Après avoir entamé sa conquête du monde professionnel, la réalité augmentée se lance sur le marché des particuliers. Téléportation, lunettes connectées, strip-tease à domicile, cette technologie a du potentiel, même s’il lui reste encore du chemin à faire pour s’intégrer au quotidien.
Dans un livre de science-fiction ou dans un jeu vidéo, vous avez sûrement déjà croisé l’holoportation. Ce procédé est en fait une téléportation en réalité augmentée où son propre corps est entièrement modélisé en 3D. Comme dans les films.
Alors forcément, la première idée qui vient à l’esprit, c’est une utilisation sur les réseaux sociaux. Pas sûr que le public trouve ça très utile selon Philippe Fuchs, enseignant-chercheur en réalité augmentée et virtuelle à l’école Mines ParisTech : « Cela pourrait permettre de communiquer de façon plus agréable, remplaçant la visio-conférence ; reste à savoir si celle-ci n’est pas déjà suffisante.
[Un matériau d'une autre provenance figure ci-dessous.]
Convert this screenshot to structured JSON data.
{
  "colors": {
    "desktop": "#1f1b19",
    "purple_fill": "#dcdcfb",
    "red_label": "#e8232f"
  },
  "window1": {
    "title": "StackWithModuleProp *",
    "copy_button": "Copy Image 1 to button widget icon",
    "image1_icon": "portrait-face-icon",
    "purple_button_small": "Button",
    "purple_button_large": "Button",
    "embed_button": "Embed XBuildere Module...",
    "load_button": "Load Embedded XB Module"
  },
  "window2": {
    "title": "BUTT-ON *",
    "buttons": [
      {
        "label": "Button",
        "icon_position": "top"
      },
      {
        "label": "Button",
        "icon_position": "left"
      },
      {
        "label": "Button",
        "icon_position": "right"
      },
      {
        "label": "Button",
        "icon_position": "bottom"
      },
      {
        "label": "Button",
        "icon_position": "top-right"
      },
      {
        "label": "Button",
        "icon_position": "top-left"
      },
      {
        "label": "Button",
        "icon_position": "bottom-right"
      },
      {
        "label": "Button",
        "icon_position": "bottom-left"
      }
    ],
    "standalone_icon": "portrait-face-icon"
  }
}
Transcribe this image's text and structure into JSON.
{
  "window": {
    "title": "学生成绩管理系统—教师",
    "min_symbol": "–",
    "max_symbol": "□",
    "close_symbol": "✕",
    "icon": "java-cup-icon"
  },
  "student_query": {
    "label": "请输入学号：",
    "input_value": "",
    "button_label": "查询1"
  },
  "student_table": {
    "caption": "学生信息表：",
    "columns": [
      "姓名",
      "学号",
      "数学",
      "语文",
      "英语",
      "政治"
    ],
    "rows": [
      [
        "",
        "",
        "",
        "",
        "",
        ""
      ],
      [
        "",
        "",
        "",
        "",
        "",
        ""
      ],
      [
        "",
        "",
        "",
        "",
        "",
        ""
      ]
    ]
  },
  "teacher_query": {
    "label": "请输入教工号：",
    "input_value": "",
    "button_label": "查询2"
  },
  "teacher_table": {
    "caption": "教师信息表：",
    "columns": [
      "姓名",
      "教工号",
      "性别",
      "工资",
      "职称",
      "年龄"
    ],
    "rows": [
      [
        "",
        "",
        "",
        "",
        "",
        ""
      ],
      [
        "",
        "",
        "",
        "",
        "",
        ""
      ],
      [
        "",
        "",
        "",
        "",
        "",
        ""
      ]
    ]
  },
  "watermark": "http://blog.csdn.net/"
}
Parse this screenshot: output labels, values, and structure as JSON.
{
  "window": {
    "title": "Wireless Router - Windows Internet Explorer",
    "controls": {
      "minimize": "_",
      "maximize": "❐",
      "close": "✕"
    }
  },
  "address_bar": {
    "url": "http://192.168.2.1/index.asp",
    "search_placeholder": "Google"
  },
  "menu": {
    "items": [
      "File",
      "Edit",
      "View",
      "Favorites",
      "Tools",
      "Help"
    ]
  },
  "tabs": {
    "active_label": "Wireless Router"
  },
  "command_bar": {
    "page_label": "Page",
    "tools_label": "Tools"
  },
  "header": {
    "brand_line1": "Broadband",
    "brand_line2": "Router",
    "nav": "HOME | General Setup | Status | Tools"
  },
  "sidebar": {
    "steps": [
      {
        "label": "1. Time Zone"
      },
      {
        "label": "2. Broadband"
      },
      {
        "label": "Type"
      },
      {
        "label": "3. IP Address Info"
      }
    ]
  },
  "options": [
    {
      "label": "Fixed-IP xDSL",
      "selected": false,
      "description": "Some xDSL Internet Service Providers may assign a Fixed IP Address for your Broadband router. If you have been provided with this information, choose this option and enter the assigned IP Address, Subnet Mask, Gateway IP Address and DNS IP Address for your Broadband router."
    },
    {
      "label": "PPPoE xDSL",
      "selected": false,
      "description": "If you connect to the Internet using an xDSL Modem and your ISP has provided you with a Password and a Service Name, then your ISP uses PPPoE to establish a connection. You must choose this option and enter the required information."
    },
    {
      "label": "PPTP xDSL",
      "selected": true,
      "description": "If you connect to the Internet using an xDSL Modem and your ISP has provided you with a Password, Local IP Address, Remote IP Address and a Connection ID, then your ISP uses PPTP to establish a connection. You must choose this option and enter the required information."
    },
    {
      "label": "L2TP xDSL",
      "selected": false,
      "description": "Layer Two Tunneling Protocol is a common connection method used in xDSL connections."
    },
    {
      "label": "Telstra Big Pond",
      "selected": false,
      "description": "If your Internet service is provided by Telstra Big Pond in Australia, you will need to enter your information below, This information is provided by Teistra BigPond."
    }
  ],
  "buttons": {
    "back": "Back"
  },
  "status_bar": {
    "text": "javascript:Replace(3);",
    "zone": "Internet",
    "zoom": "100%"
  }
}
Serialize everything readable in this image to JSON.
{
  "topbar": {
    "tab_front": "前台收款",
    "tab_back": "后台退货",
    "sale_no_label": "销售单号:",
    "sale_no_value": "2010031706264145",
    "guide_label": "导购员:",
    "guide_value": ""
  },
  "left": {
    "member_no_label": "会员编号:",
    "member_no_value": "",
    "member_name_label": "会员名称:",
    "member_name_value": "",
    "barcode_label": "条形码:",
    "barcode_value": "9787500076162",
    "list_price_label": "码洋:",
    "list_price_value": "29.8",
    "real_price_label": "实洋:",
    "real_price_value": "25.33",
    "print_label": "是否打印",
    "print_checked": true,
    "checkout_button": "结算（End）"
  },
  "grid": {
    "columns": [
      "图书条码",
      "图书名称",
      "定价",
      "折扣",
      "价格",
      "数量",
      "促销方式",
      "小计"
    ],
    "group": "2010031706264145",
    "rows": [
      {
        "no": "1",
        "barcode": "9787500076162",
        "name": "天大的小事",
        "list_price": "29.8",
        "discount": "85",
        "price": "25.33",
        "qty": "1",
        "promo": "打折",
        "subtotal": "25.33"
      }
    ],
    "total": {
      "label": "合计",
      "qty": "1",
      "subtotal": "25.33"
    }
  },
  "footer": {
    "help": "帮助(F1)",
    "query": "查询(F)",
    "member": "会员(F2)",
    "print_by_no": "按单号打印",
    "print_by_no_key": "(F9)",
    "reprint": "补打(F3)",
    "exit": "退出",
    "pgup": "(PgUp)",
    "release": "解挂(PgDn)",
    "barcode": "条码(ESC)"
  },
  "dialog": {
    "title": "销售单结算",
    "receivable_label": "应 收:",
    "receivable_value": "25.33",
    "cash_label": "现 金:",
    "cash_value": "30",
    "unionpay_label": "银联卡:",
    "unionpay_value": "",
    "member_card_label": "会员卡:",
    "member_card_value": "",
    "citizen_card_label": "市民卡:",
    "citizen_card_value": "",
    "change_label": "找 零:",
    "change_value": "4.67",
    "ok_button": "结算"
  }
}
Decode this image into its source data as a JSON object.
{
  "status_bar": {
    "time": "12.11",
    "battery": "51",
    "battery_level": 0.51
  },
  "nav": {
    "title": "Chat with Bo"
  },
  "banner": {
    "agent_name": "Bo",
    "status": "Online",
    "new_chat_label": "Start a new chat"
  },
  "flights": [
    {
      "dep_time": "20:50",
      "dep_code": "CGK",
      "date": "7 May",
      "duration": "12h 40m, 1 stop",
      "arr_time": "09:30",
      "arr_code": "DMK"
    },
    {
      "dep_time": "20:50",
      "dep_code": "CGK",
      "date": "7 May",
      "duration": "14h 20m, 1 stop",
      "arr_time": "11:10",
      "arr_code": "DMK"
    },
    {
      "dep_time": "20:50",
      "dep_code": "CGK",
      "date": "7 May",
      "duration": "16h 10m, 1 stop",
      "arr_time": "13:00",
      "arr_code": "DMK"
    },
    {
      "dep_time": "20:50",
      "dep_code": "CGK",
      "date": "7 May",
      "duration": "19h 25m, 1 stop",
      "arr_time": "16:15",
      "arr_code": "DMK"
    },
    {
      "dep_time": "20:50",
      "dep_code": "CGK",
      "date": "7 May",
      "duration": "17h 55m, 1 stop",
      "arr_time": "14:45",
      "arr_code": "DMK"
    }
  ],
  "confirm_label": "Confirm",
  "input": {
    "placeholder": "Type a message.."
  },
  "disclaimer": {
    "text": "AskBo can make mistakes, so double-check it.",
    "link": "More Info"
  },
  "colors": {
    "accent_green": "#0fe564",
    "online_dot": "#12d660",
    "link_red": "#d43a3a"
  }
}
Ça intéressera sûrement les gens, même si ça ne change pas grand chose sur le fond». Utile ou pas, ce genre d’application holographique en réalité augmentée est en cours de développement.
Téléportation, porno, immobilier : la réalité augmentée sur tous les fronts
C’est loin des réseaux sociaux que l’holoportation pourrait avoir un vrai intérêt pour l’enseignant-chercheur : « Lorsqu’on achètera un appareil qui se monte, on pourrait alors utiliser l’application de la marque et voir apparaître une personne en réalité augmentée qui nous guiderait dans la marche à suivre. » On pourrait alors dire adieu à la galère des SAV injoignables.
La réalité augmentée éviterait aussi des achats regrettables : « Les gens veulent voir comment leur cuisine ou leur mobilier rend chez eux avant de l’acheter. Quand on veut se faire construire une maison par exemple, c’est intéressant de voir en réalité virtuelle le bâtiment sur le terrain. Cela sera devenu banal d’ici quelques années », présage Philippe Fuchs. Pour ce dernier, la réalité augmentée rassurerait les consommateurs lors d’achats exceptionnels et onéreux.
Autre secteur toujours à la pointe de la technologie et qui pourrait jouir des bienfaits de la réalité augmentée : le monde du porno, évidemment. Début janvier, le patron du site pour adultes Naughty America confiait à l’AFP que grâce à la réalité augmentée sa marque comptait « devenir le plus gros club de strip-tease du monde, ouvert 7 jours sur 7, 24 heures sur 24. » Au programme « strip-tease intégral » et possibilité de « tourner autour de l’hologramme », rien que ça. Bon, il reste quelques progrès à faire : danseurs et danseuses ont encore tendance à »glisser » sur les surfaces et à se dandiner un peu n’importe où dans la pièce.
Le futur n’est pas vraiment pour demain
La réalité augmentée se démarque pour le moment comme une innovation technologique, mais pas comme une innovation d’usage. En clair, c’est intéressant, pas forcément utile. Même si elle commence à faire son apparition tous azimuts depuis une vingtaine d’années, elle demeure très perfectible. Mais Philippe Fuchs reste enthousiaste concernant les prochaines avancées : « Voir des informations s’afficher sur le pare-brise de sa voiture, c’est assez banal, on le voit un peu partout. Par contre, scanner son salon avec son smartphone et y rajouter un meuble avec la réalité augmentée, ce n’est pas encore courant. Et c’est pour demain ! Il y a encore du travail à faire sur la modélisation des environnements pour que les appareils comprennent où placer les objets virtuels, mais on y arrive de mieux en mieux. »
Même son de cloche du côté de Kayvan Mirza, président de la société d’appareils de réalité augmentée Optinvent : « Il y a des utilisations de la réalité augmentée qui sont stables, d’autres moins. C’est une technologie qui n’est pas encore très mature et déployable en tant que telle. C’est au niveau de la captation de l’environnement et du calage entre l’image virtuelle et cet environnement qu’il reste encore un peu de travail à faire. » Car pour que la réalité augmentée s’incruste bien dans l’image, il faut que l’appareil modélise son environnement. Modéliser un visage pour mettre un filtre Snapchat dessus, c’est facile. Pour un environnement précis avec de nombreux détails, c’est une autre paire de manches.
Philippe Fuchs conclut en rappelant qu’ « on ne pourra pas mettre de la réalité augmentée partout. On n’est pas prêts d’incruster un oiseau virtuel dans un arbre, surtout si l’arbre est en train de bouger à cause du vent. Ça, ce sera pour dans 150 ans » souffle t-il en riant.